Relocation to Cities The Bureau of Indian Affairs initiated a relocation program for Indians to end reservation poverty and hasten the assimilation process. In 1948 the BIA started a relocation study with the Navajo to Denver, Salt Lake City, and Los Angeles. Four years later the Voluntary Relocation Program surfaced, and they provided Indians with housing and pay. By 1973, approximately 100,00 Indians relocated. In spite of the housing provided, medical care, and job assistance by the BIA, many Indians lived in poverty, had poor housing, and were unemployed. Native Americans who stayed in the cities created new communities and sometimes made new identities as city indians. Support networks were created, many Indians lived in the same neighborhoods, worked similar jobs, and attended the same church.
American Indian Centers were established that worked as a cultural force and provided social services. City Indians also created new ways to reestablish ties with their reservations. Notably, before World War II a majority of Comanches lived in southwestern Oklahoma; after the war, all tribal members left the reservation and took jobs in the City. Comanches and other indians would return home; and partake in cultural ceremonial gatherings; and it would reinforce their tribal identity.

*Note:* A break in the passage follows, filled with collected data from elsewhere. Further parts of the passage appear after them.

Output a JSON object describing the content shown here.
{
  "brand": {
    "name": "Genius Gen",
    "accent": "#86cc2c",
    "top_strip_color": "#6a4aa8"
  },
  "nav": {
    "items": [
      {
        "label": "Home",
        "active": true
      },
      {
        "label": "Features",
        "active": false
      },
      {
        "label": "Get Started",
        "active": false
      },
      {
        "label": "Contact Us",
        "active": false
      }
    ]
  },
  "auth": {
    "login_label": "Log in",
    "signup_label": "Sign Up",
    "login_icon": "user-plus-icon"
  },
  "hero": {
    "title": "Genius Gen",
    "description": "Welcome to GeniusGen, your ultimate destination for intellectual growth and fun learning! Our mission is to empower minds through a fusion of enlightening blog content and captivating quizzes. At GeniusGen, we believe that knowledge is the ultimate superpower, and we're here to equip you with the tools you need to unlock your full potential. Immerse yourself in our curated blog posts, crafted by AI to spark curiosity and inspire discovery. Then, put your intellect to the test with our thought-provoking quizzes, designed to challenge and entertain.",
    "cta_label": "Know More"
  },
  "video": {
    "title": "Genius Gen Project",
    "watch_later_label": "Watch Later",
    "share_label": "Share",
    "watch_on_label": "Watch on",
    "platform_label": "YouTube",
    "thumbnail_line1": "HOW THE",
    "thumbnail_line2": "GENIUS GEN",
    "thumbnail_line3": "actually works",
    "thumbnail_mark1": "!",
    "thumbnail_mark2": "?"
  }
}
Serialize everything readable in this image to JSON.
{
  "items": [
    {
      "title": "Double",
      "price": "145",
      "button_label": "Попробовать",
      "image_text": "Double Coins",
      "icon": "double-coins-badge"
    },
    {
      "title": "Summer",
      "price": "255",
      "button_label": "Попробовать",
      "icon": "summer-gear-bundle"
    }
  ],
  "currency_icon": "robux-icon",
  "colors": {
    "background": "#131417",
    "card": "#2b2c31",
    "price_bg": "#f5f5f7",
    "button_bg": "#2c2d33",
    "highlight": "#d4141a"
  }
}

By the end of the twentieth century two-thirds of Native Americans lived in urban areas, and a majority were third generation urban dwellers. “I have been abroad in this society, for two-thirds of my life and yet I am a link in a chain to a past” Ignatia Broker discusses the segregation, racial injustice, and economic insecurities that she endured while living in Chicago. Urban Indians often felt like strangers to American society; Indians were seldom interested by the middle-class lifestyle of America. After much controversy around the federal relocation program, in the 1970s the relocation process decreased. But employment and social opportunities in urban areas appealed to the Indian youth long after the federal program stopped.
Indians who used the federal relocation program were not victims; they also used the opportunity to relocate themselves; and utilized new educational opportunities, social, and economic benefits of urban living. By 1980, fifty percent of Native Americans counted on the U.S. census lived in cities. Urban relocation was not the failure of Indian society, but rather an ongoing historical reoccurrence of Indians acclimating to a non-Indian society. A lot of Indian America wound up noticeably urban, and parts of urban American ended up Indian.